Catholic Schools Should Pay for Themselves
A hodge podge of nonsense today on school choice. The question: are charter schools killing off Catholic parochial education? From Matthew Ladner:
Catholic education is anything but wilting in Arizona. Between 2004 and 2006 schools in the Diocese of Phoenix saw a two percent increase in enrollment against a national decline. Two new Catholic schools opened in the 2006-2007 school year, with four more scheduled to open.
The addition of 400 new students to Catholic schools in Arizona is offered as proof that “it is possible to have robust public and private school choice.” Sure, it’s possible in a state that has a rapidly growing Mexican-born, Catholic population that wants its kids educated, if at all possible, in Catholic schools. But that isn’t proof that the public schools or “public-private” alternatives don’t erode the market for truly private schools.

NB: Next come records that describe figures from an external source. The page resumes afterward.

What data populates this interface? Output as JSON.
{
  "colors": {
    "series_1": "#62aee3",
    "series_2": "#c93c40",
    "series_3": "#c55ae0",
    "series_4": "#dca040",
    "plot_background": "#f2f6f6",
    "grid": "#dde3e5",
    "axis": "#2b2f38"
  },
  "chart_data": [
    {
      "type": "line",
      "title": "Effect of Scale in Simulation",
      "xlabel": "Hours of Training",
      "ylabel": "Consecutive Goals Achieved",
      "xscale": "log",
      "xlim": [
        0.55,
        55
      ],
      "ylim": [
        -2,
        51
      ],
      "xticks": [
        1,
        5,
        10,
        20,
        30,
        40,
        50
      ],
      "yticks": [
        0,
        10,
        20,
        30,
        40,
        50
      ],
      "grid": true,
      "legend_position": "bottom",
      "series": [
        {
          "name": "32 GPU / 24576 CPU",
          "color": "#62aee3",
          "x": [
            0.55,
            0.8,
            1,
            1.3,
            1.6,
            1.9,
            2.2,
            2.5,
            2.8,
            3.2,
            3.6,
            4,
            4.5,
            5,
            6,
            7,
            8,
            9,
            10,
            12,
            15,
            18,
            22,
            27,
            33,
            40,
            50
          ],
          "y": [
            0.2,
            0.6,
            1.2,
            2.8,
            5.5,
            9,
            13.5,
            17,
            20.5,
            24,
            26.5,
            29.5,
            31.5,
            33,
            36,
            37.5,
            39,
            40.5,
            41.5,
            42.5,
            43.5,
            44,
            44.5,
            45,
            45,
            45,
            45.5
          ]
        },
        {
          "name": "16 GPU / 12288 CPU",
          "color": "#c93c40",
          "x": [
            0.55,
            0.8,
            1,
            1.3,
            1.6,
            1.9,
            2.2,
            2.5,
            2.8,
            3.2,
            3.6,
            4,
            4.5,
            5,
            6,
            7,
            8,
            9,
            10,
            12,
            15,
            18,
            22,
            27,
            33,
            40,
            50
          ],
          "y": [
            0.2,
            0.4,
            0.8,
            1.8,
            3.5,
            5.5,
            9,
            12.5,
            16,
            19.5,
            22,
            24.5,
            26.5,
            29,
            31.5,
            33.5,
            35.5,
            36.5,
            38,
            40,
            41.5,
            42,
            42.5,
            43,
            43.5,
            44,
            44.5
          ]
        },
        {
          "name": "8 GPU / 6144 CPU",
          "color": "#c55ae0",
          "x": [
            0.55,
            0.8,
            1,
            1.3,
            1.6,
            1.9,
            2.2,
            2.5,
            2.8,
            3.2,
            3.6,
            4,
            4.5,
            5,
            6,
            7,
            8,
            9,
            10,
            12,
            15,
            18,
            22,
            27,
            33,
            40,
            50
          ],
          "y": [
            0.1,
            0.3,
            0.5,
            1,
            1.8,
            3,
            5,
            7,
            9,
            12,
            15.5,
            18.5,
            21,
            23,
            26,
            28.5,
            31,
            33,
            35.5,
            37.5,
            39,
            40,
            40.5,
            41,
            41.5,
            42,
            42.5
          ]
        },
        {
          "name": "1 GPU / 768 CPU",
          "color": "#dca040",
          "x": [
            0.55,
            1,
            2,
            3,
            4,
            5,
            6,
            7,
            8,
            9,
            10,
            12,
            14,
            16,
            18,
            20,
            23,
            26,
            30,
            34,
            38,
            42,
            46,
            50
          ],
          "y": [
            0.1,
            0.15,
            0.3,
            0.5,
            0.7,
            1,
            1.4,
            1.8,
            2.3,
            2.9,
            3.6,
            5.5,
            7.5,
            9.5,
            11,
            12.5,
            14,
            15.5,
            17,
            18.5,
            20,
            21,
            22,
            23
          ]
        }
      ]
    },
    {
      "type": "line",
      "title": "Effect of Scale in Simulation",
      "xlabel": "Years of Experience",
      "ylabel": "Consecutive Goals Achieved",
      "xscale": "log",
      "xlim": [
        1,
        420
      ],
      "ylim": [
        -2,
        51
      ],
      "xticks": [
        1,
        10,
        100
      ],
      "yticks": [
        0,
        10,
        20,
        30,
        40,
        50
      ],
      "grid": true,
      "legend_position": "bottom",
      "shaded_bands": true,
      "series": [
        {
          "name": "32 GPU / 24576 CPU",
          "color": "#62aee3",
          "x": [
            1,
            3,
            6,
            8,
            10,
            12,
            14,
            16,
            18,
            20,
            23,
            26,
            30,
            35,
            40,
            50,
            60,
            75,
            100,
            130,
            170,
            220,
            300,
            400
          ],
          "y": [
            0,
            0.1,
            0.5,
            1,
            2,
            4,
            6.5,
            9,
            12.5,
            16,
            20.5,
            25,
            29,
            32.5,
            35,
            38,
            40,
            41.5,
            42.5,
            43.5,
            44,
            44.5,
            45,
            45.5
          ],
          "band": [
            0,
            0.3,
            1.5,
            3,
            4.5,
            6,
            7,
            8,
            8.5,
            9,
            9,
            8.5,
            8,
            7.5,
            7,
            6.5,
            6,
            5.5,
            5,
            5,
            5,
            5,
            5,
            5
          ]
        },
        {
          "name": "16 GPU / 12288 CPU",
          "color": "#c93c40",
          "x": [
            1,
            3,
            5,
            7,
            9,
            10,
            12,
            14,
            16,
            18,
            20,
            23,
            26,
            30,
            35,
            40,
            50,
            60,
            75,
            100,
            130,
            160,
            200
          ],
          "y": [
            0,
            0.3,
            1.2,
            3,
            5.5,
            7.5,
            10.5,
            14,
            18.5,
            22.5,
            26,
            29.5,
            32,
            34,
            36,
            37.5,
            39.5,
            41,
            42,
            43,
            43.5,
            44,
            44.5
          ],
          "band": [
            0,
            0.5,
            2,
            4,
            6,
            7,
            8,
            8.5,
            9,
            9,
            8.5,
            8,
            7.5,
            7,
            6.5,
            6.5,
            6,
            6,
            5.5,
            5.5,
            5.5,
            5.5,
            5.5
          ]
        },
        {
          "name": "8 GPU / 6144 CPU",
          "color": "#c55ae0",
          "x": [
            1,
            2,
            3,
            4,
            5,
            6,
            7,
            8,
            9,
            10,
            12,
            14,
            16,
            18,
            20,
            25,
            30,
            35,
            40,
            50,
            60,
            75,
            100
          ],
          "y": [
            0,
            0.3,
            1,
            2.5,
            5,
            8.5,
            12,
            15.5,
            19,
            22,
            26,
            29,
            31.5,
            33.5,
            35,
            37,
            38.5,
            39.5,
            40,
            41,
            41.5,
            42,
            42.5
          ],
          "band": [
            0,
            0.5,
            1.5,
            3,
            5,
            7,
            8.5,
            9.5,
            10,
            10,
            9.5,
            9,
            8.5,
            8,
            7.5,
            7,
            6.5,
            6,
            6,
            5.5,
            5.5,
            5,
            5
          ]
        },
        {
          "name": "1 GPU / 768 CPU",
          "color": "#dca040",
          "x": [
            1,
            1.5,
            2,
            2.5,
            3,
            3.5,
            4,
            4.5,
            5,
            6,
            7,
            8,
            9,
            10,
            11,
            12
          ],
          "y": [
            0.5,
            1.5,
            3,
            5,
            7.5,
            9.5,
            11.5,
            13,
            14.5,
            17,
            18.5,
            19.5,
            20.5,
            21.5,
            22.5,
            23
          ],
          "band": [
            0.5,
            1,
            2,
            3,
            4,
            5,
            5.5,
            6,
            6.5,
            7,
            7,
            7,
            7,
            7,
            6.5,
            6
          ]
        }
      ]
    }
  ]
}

Here’s the Tucson Diocese to explain:
In Arizona, Catholic schools account for a current enrollment of approximately 20,000 students who are located in every corner of the State. A very large percentage of this enrollment includes low-income and middle class families with multiple children whose children are only able to attend because of financial support received through Arizona’s tuition tax credit programs.
Back to Ladner:
But in Arizona, tax credits and some modest vouchers make it easier for private schools to compete against free charters.
This misses the point. The point is whether government should be in the business of underwriting the expenses of private business, and whether, when it does that, as it has most glaringly in the health care and higher education sectors, it doesn’t destroy whatever benefits the private sector has to offer.